The good news about Texas Governor Greg Abbott’s decision to take a stab at banning all Covid-19 vaccine mandates in his state is that it’s unlikely to work—at least not particularly well. Abbott may have issued an executive order that seeks to block any “entity” in Texas from making vaccination a condition of employment—a response to an executive order from President Biden requiring companies with more than 100 employees to mandate vaccination—but large corporations in the state, such as IBM and Southwest Airlines, have reacted with a shrug. A representative from American Airlines, headquartered in Fort Worth, issued a statement saying that “federal action supersedes” any such effort at the state level.
But Abbott’s executive order is also the latest, and arguably most significant, step in the GOP’s growing war against vaccine mandates and Covid-19 mitigation. It is pure tribal politics: more pandering to a GOP base that has already embraced extreme vaccine skepticism to its detriment, thanks in large part to prodding from right-wing political and media elites. It is also designed to sow doubt and confusion—Tucker Carlson’s nightly screeds against the mandate and, often, the vaccine itself are good examples—which has potentially deadly consequences. Republicans, having made resistance to any and all Democratic policies the centerpiece of their political and policy agenda, are now actively supporting measures that could get their own voters killed.
From a political perspective, Abbott’s executive order reflects the fact Republicans now only pander to the blood-red portion of their base: Lose the fringes, their thinking goes, and you’ll quickly lose your stature in the conservative movement, if not your job. But this resistance, however performative, may also be bad politics: Vaccine mandates remain broadly popular. For Democrats, as well as the Biden administration, Abbott’s ill-advised move creates an opportunity to regain traction in the battle against the pandemic—both in the practical sense and the political.
Biden’s popularity has plummeted in recent months. There are many potential factors in play, some of which the president and his party must own—the chaotic scramble to leave Afghanistan, ongoing supply chain disruptions, and the pathological inability of congressional Democrats to simply get shit done are among them—but Covid-19’s continued, and in some parts of the country growing, presence has played the most important role in his declining standing among voters. The central premise of Biden’s presidential campaign was that he could reassert competence at the White House and bring the country out of the dark days of the pandemic.

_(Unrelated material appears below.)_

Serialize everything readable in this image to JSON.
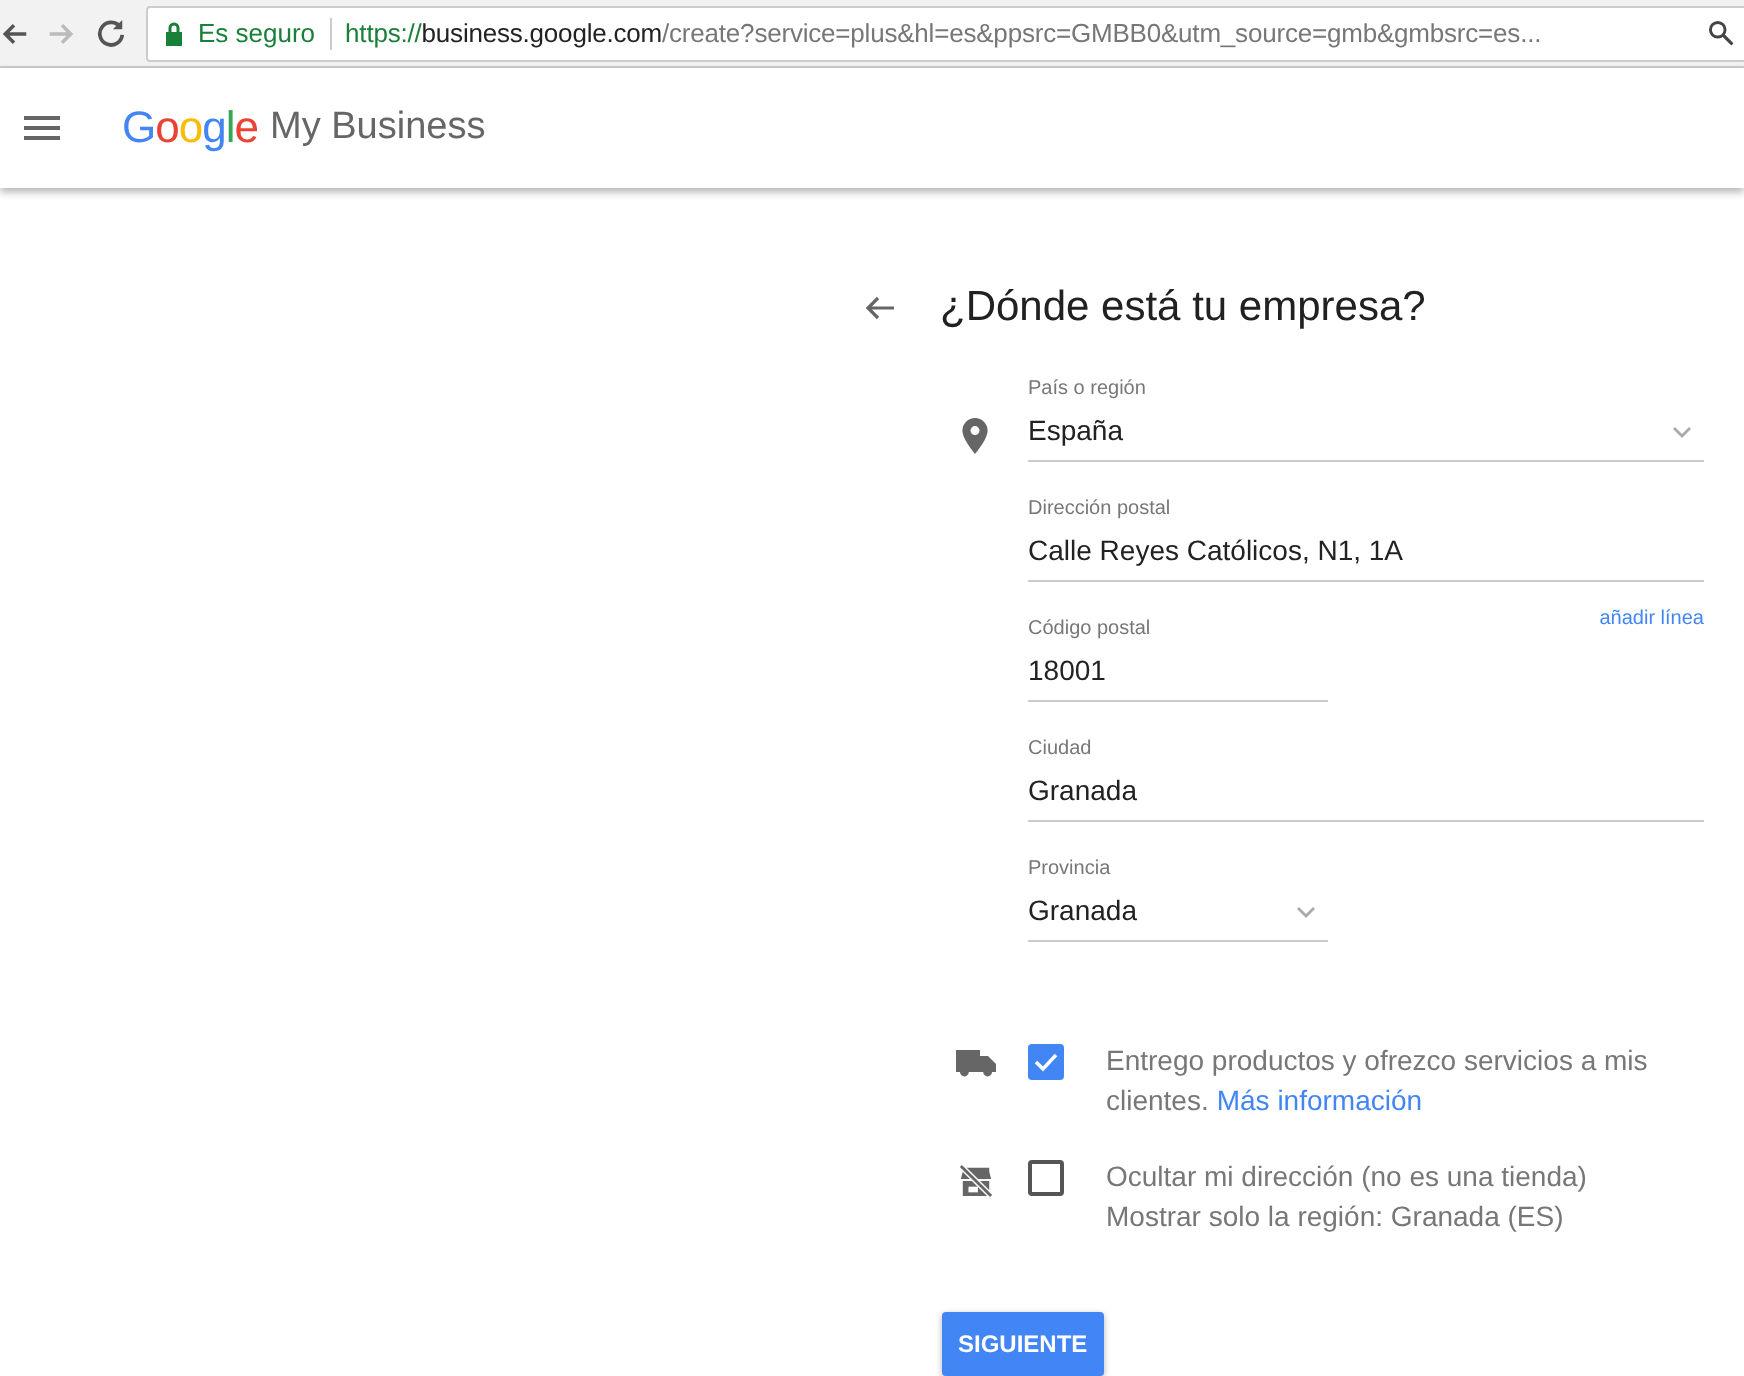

The highly contagious delta variant and the massive resistance to the vaccine on the right are the primary reasons why Covid-19 continues to ravage large swathes of the country, but the Biden administration is nevertheless taking the blame, in part because Biden himself claimed the country was on the verge of declaring “independence” from the virus in July.
Democrats have struggled to regain control of the narrative, in part because they have spent most of the summer griping over a bill that has little to do with the pandemic, at least not directly. The Build Back Better Act and its accompanying infrastructure bill were designed for a post-Covid world that hasn’t yet materialized; as such, Democrats and the Biden administration have struggled to communicate that they really are taking fighting the virus seriously.
The war on mandates is the clearest evidence yet of the GOP’s role in keeping the ongoing pandemic at a boil. But the public favors the mandates. A September Politico/Morning Consult poll found that nearly 60 percent of voters supported them, although they had only 33 percent support among Republicans. Still, this is a fairly clear-cut instance of public opinion creating a favorable environment for Democrats: The public is on board, and what resistance does exist is limited to a mere slice of the electorate (and also Kyrie Irving). There is, moreover, an added dimension: Republican opposition to the Covid-19 vaccine has also led to a significant uptick in resistance to all vaccines, creating a much larger public health crisis.
It is perhaps incorrect to refer to it as a “vaccine mandate.” The Biden administration’s policy has loopholes—it only applies to companies with more than 100 employees, and unvaccinated workers can keep their jobs if they submit to weekly Covid-19 tests. While some workers have lost jobs as a result of vaccine mandates handed down by their employers, those numbers are also very small: When Houston’s Methodist Hospital required vaccines, only 150 out of more than 25,000 workers were ultimately terminated. Still, with only 56.6 percent of the country vaccinated, per recent data from the Centers for Disease Control and Prevention, and with 46 percent of unvaccinated Americans saying they “definitely” won’t receive a dose, according to an August poll, such measures are increasingly necessary to control the pandemic and to protect against future variants.
Democrats have thus far struggled to make the case that Republicans bear proportional blame for the ongoing pandemic, but the divide over mandates neatly illustrates the case. On one side, you have public health efforts being undertaken to get people vaccinated; on the other, you have efforts that are actively perpetuating the crisis. As Republicans increasingly make opposition to mandates a plank of their 2022 midterm campaign, Democrats need to make full use of the fact that this is a losing issue for the GOP. Doing so would also be in keeping with Biden’s desire to rise above tribal politics. After all, Democrats are currently more willing to protect the lives and livelihoods of Republican voters than the Republican Party is willing to for its own.